Truth be told, I never have given much thought to All Saints’ Day, other than addressing thorny problems like how to keep my mom’s bunched up nylons attached to the sides of my head in an effort to look like Princess Leah on Halloween.
But I digress.
I started thinking a little more about All Saints’ Day one year when the pastor preached a sermon on the beautiful passage from the beginning of Hebrews chapter 12. Our church then had a balcony up above the main sanctuary; it was always empty, as is the case with many formerly grand and highly-attended-in-the-1950s churches. That day as the pastor preached he kept pointing to the balcony, calling the names of people in our community of faith who had died in the few years preceding that Sunday.
It was a little spooky, I won’t lie . . . imagining those folks there with us. But the pastor’s images were powerful because when he called those names I could picture faces; I could remember conversations . . . his calling their names seemed to suddenly bring All Saints’ Day to life.
I know, of course, that the process of becoming a “real” saint is quite involved, and, anyway, we Baptists don’t go in for all of that. But that Sunday in church gave me a new appreciation for All Saints’ Day . . . and permission to identify and celebrate the “saints” in my own life.
There are many. Many individuals who have taken me by the hand, helped me find my way, cheered me on, redirected my steps, helped me see beyond what was right in front of me. They are saints.
When I was little we lived in Hawaii–a long way away, all the way across the ocean from Grandma, who lived in Chicago. It wasn’t that easy to hop on a plane back then but she and Grandpa did it, at least once a year. I can still remember the feeling of utter anticipation upon leaving for school and knowing she’d be waiting, just off the plane, when I got home. I even remember her bringing me gifts (who carts a Raggedy Ann sleeping bag on a plane from Chicago??!?).
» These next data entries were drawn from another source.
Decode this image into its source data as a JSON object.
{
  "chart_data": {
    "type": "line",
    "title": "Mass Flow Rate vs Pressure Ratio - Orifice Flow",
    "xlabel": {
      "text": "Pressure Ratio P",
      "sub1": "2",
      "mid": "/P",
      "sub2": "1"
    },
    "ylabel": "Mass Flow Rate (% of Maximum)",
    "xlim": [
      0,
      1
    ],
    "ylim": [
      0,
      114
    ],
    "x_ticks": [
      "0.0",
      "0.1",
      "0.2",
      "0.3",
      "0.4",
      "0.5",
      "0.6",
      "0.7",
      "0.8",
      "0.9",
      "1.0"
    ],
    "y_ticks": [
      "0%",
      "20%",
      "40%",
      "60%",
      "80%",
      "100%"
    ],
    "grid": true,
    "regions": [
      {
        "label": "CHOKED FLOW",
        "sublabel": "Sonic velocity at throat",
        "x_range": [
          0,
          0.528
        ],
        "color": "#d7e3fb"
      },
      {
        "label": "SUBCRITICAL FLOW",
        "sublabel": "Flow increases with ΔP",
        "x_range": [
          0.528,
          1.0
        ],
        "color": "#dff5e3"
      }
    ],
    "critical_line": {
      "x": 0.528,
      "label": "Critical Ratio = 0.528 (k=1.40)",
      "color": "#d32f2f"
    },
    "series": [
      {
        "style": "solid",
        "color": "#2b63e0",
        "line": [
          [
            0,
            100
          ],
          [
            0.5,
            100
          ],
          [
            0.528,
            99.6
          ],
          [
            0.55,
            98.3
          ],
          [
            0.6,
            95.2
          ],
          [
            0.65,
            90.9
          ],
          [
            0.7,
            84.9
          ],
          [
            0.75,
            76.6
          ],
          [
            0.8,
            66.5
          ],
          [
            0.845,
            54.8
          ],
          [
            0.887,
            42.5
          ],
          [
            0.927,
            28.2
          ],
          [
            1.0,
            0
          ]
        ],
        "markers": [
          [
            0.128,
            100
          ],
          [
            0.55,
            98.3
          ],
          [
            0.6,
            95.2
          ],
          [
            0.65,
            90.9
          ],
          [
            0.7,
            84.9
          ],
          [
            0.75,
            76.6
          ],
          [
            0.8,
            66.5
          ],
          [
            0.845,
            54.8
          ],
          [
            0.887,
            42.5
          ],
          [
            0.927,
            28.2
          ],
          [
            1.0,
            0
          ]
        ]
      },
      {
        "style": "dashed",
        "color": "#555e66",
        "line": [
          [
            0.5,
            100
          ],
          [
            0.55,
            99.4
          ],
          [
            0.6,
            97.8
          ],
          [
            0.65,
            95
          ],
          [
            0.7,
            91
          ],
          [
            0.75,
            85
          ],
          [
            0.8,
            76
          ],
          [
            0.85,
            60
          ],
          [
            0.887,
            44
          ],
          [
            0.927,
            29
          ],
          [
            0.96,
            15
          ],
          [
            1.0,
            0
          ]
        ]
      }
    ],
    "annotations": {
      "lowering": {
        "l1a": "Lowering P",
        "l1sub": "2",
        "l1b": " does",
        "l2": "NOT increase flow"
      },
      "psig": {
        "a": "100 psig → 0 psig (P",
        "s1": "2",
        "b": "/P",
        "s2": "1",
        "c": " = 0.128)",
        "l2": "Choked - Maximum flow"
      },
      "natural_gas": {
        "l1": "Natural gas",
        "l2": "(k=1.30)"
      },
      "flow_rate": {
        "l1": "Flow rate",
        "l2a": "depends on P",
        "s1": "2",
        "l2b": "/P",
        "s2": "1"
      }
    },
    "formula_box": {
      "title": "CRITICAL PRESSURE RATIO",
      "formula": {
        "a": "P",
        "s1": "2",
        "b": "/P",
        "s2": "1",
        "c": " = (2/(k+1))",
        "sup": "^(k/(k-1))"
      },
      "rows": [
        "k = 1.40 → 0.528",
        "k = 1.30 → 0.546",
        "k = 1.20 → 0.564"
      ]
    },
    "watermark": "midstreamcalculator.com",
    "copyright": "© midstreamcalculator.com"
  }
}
Then there were the summers I got to go to Grandma’s house in Chicago. I am the eldest of 5 kids, so I often had responsibilities to care for my younger siblings and not too much attention thrown my way.
Summers with Grandma it was all different.
I heard story after story about the delight she felt when her first grandchild (me!) was born; how special I was to her; stories about my babyhood that sort of got lost in the mix at home. Grandma always made me feel absolutely, positively special and loved.
If that isn’t enough to make her a saint to me, I don’t know what is.
But there’s more.
Grandma realized early on that there was something about me that was true about her, too . . . that we both loved to read and we loved history. Because she recognized this in me, Grandma invented “reading campaigns” during our visits, where I would “get” to select a topics–say, the Civil War–and read as many books on the topic as I could during my visit.
Later, when I was in college and working on a Master’s degree in church history, Grandma and I would always have something to talk about . . . and when I enthused about a class, while everyone else’s eyes would sort of glaze over, I’d see hers sparkle and know she knew . . . she knew how excited I was. And that sparkle in her eyes communicated loud and clear a message that kept me going: she was proud of me.
She probably doesn’t know . . . that little kernel of confidence was sometimes the only thing, the only thing that gave me the courage to take the next step in a world and a profession that didn’t always make things easy for me.
Thanks, Gram, for being a saint to me. I hope you always know you’re at the top of my list.